I am using antibody.linuxgccrelease aplication in order to model camiled heavy chain only antibodies.
when using the command:
antibody.linuxgccrelease -exclude_homologs true -vhh_only -fasta my_fasta.fa | tee grafting.log
for example with my_fasta.fa:
>heavy QVQLQESGPSLVKPSQTLSLTCTVSGLSLSDHNVGWIRQAPGKALEWLGVIYKEGDKDY NPALKSRLSITKDNSKSQVSLSLSSVTTEDTATYYCATLGCYFVEGVGYDCTYGLQHTTF HDAWGQGLLVTVSS
I often get models that don't have the same sequence as the input fasta, mainly missing the last
Serine (like when using my_fasta.fa example) , but somtimes with additional amino acids in the begining or some missing amino acids in the end.
the weirdest result I got is when running with the following fasta file:
>heavy QVQLVQSGAEVVKPGASVKVSCKASGYAFSSSWMNWVRQAPGQGLEWIGRIYPGDGDTN YAQKFQGKATLTADKSTSTAYMELSSLRSEDTAVYFCAREYDEAYWGQGTLVTVSS
I got models with the following sequence:
(the first two amino acids and the last amino acids are missing and an extra Q was added).
this problem creates errors when trying to compute the rmsd, for example in the CDR3 modeling stage with in:file:native (with antibody_H3.linuxgccrelease I get an error because the sequences are different).
Is there any way to solve this issue?
Really appreciate the help!
Thanks for reaching out. A change in sequence should definitely not happen.

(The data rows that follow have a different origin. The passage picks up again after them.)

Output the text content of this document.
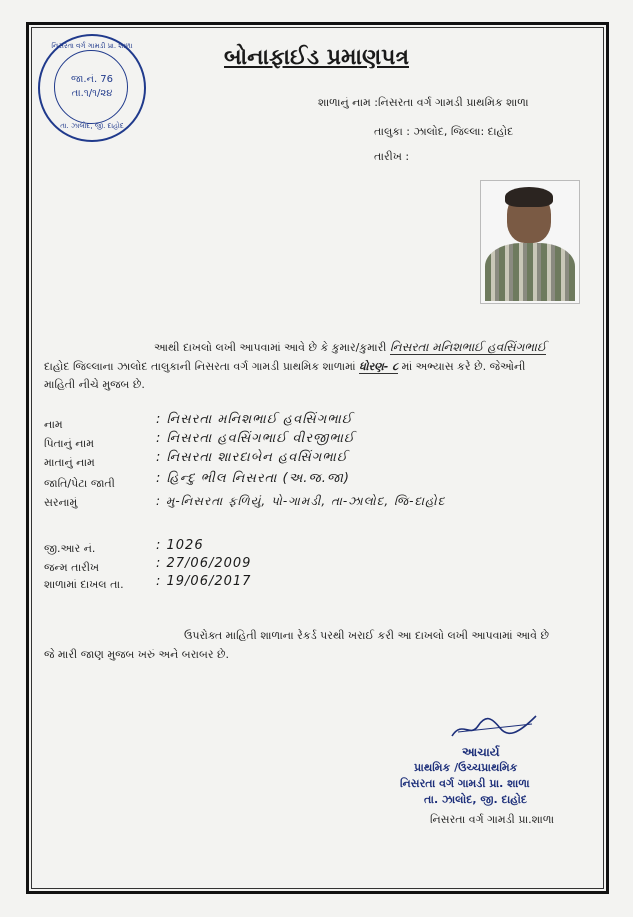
નિસરતા વર્ગ ગામડી પ્રા. શાળા
જા.નં. 76
તા.૧/૧/૨૪
તા. ઝાલોદ, જી. દાહોદ
બોનાફાઈડ પ્રમાણપત્ર
શાળાનું નામ :નિસરતા વર્ગ ગામડી પ્રાથમિક શાળા
તાલુકા : ઝાલોદ, જિલ્લા: દાહોદ
તારીખ :
આથી દાખલો લખી આપવામાં આવે છે કે કુમાર/કુમારી નિસરતા મનિશભાઈ હવસિંગભાઈ
દાહોદ જિલ્લાના ઝાલોદ તાલુકાની નિસરતા વર્ગ ગામડી પ્રાથમિક શાળામાં ધોરણ- ૮ માં અભ્યાસ કરે છે. જેઓની
માહિતી નીચે મુજબ છે.
નામ	: નિસરતા મનિશભાઈ હવસિંગભાઈ
પિતાનું નામ	: નિસરતા હવસિંગભાઈ વીરજીભાઈ
માતાનું નામ	: નિસરતા શારદાબેન હવસિંગભાઈ
જાતિ/પેટા જાતી	: હિન્દુ ભીલ નિસરતા (અ.જ.જા)
સરનામું	: મુ-નિસરતા ફળિયું, પો-ગામડી, તા-ઝાલોદ, જિ-દાહોદ
જી.આર નં.	: 1026
જન્મ તારીખ	: 27/06/2009
શાળામાં દાખલ તા. : 19/06/2017
ઉપરોક્ત માહિતી શાળાના રેકર્ડ પરથી ખરાઈ કરી આ દાખલો લખી આપવામાં આવે છે
જે મારી જાણ મુજબ ખરું અને બરાબર છે.
આચાર્ય
પ્રાથમિક /ઉચ્ચપ્રાથમિક
નિસરતા વર્ગ ગામડી પ્રા. શાળા
તા. ઝાલોદ, જી. દાહોદ
નિસરતા વર્ગ ગામડી પ્રા.શાળા
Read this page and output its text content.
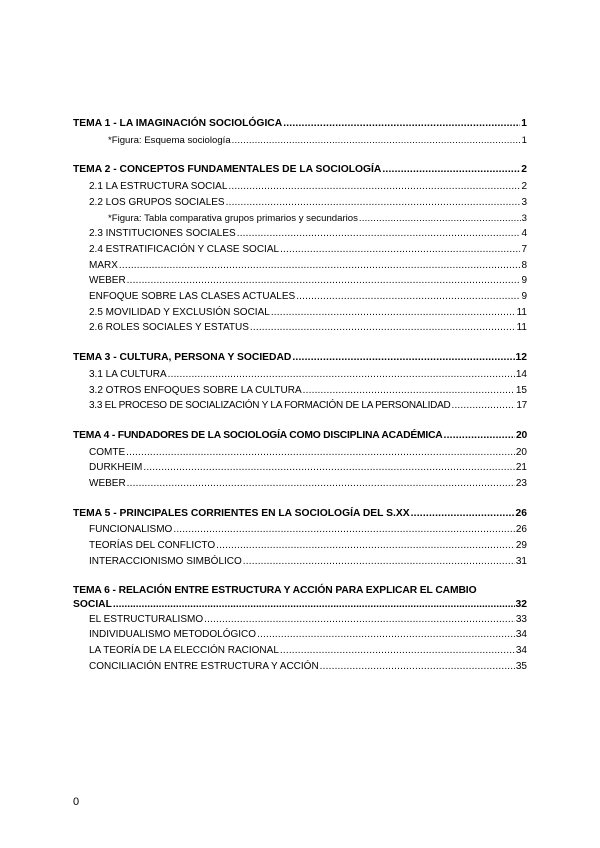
TEMA 1 - LA IMAGINACIÓN SOCIOLÓGICA .....	1
*Figura: Esquema sociología .....	1
TEMA 2 - CONCEPTOS FUNDAMENTALES DE LA SOCIOLOGÍA .....	2
2.1 LA ESTRUCTURA SOCIAL .....	2
2.2 LOS GRUPOS SOCIALES .....	3
*Figura: Tabla comparativa grupos primarios y secundarios .....	3
2.3 INSTITUCIONES SOCIALES .....	4
2.4 ESTRATIFICACIÓN Y CLASE SOCIAL .....	7
MARX .....	8
WEBER .....	9
ENFOQUE SOBRE LAS CLASES ACTUALES .....	9
2.5 MOVILIDAD Y EXCLUSIÓN SOCIAL .....	11
2.6 ROLES SOCIALES Y ESTATUS .....	11
TEMA 3 - CULTURA, PERSONA Y SOCIEDAD .....	12
3.1 LA CULTURA .....	14
3.2 OTROS ENFOQUES SOBRE LA CULTURA .....	15
3.3 EL PROCESO DE SOCIALIZACIÓN Y LA FORMACIÓN DE LA PERSONALIDAD .....	17
TEMA 4 - FUNDADORES DE LA SOCIOLOGÍA COMO DISCIPLINA ACADÉMICA .....	20
COMTE .....	20
DURKHEIM .....	21
WEBER .....	23
TEMA 5 - PRINCIPALES CORRIENTES EN LA SOCIOLOGÍA DEL S.XX .....	26
FUNCIONALISMO .....	26
TEORÍAS DEL CONFLICTO .....	29
INTERACCIONISMO SIMBÓLICO .....	31
TEMA 6 - RELACIÓN ENTRE ESTRUCTURA Y ACCIÓN PARA EXPLICAR EL CAMBIO
SOCIAL .....	32
EL ESTRUCTURALISMO .....	33
INDIVIDUALISMO METODOLÓGICO .....	34
LA TEORÍA DE LA ELECCIÓN RACIONAL .....	34
CONCILIACIÓN ENTRE ESTRUCTURA Y ACCIÓN .....	35
0
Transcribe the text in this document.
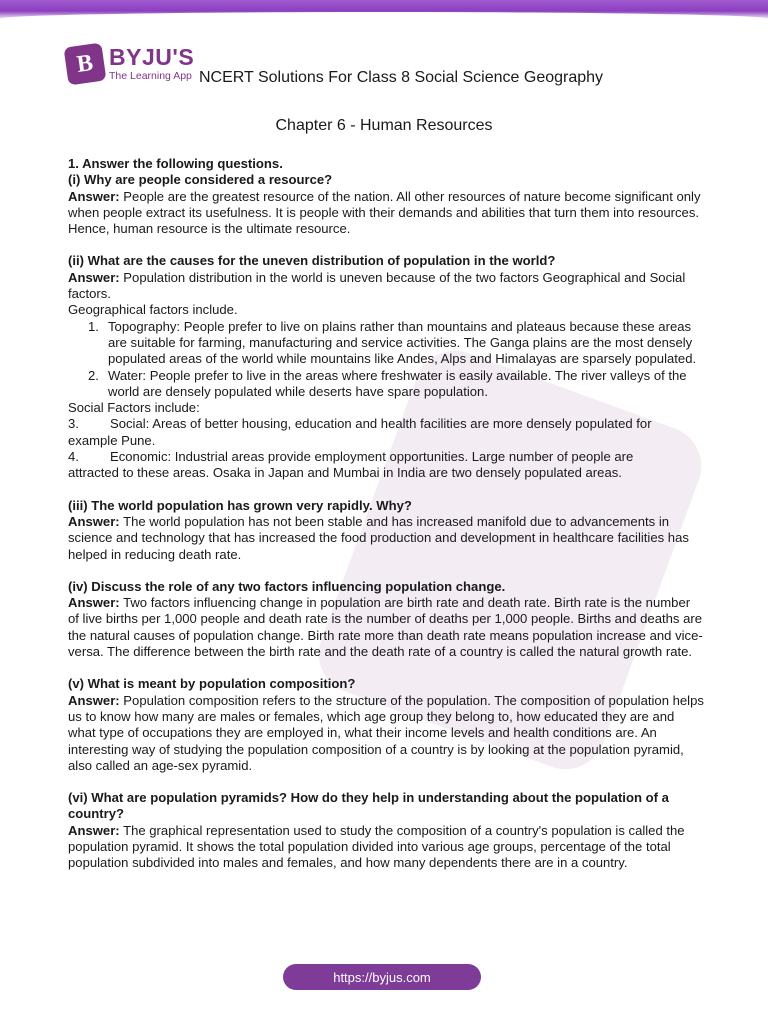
B BYJU'S
The Learning App NCERT Solutions For Class 8 Social Science Geography
Chapter 6 - Human Resources

1. Answer the following questions.

(i) Why are people considered a resource?

Answer: People are the greatest resource of the nation. All other resources of nature become significant only when people extract its usefulness. It is people with their demands and abilities that turn them into resources. Hence, human resource is the ultimate resource.

(ii) What are the causes for the uneven distribution of population in the world?

Answer: Population distribution in the world is uneven because of the two factors Geographical and Social factors.

Geographical factors include.

1. Topography: People prefer to live on plains rather than mountains and plateaus because these areas are suitable for farming, manufacturing and service activities. The Ganga plains are the most densely populated areas of the world while mountains like Andes, Alps and Himalayas are sparsely populated.
2. Water: People prefer to live in the areas where freshwater is easily available. The river valleys of the world are densely populated while deserts have spare population.

Social Factors include:

3.	Social: Areas of better housing, education and health facilities are more densely populated for

example Pune.

4.	Economic: Industrial areas provide employment opportunities. Large number of people are

attracted to these areas. Osaka in Japan and Mumbai in India are two densely populated areas.

(iii) The world population has grown very rapidly. Why?

Answer: The world population has not been stable and has increased manifold due to advancements in science and technology that has increased the food production and development in healthcare facilities has helped in reducing death rate.

(iv) Discuss the role of any two factors influencing population change.

Answer: Two factors influencing change in population are birth rate and death rate. Birth rate is the number of live births per 1,000 people and death rate is the number of deaths per 1,000 people. Births and deaths are the natural causes of population change. Birth rate more than death rate means population increase and vice-versa. The difference between the birth rate and the death rate of a country is called the natural growth rate.

(v) What is meant by population composition?

Answer: Population composition refers to the structure of the population. The composition of population helps us to know how many are males or females, which age group they belong to, how educated they are and what type of occupations they are employed in, what their income levels and health conditions are. An interesting way of studying the population composition of a country is by looking at the population pyramid, also called an age-sex pyramid.

(vi) What are population pyramids? How do they help in understanding about the population of a country?

Answer: The graphical representation used to study the composition of a country's population is called the population pyramid. It shows the total population divided into various age groups, percentage of the total population subdivided into males and females, and how many dependents there are in a country.

https://byjus.com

We just looked into this and found it is due to the template structure selected for your heavy framework region (PDB 1RHH). This structure has an additional residue (glutamine) in the very beginning which is numbered as residue 6A and does not get replaced with your input sequence because our code cannot handle these insertions. They are very rare and we haven't noticed this so far.
We are working on updating the database to prevent this behavior in the future, but for now your easiest solution would be to exclude that specific PDB using the -antibody:exclude_pdb flag.
It will also work fine if you turn the exclude_homologs flag of, because a different template will be selected, but I am assuming you need that flag for your purposes.
Hope this helps.
Thanks for the quick response!
I will mention that this happens for me every time I try to model only the heavy chain of a traditional antibody (it happens for me in all of the 47 sequences I tried).
as I mentioned before, the output model is usually missing the last amino acid and adds/removes some amino acids in the begining of the sequence.
when modeling real nanobodies this problem doesn't seem to happen.
I thought that when using the -vhh flag, the program can also handle modeling only the heavy chain of traditional antibodies.... so maybe this is the problem.
Thanks again for the help!
For your 47 sequences, do you get an insertion every time? I am not concerned about additions or deletions at the termini. Rosetta just adjusts your sequence to correspond to an Fv region. If you give Rosetta an entire IgG sequence (including the constant domains), it will also trim away everything that is not the Fv. The insertion you got on the other hand should not happen as it is altering the sequence you provided.
yes, insertion or deletions (or both) at the termini.
the only one with an insertion in the middle of the sequence is the one I sent above.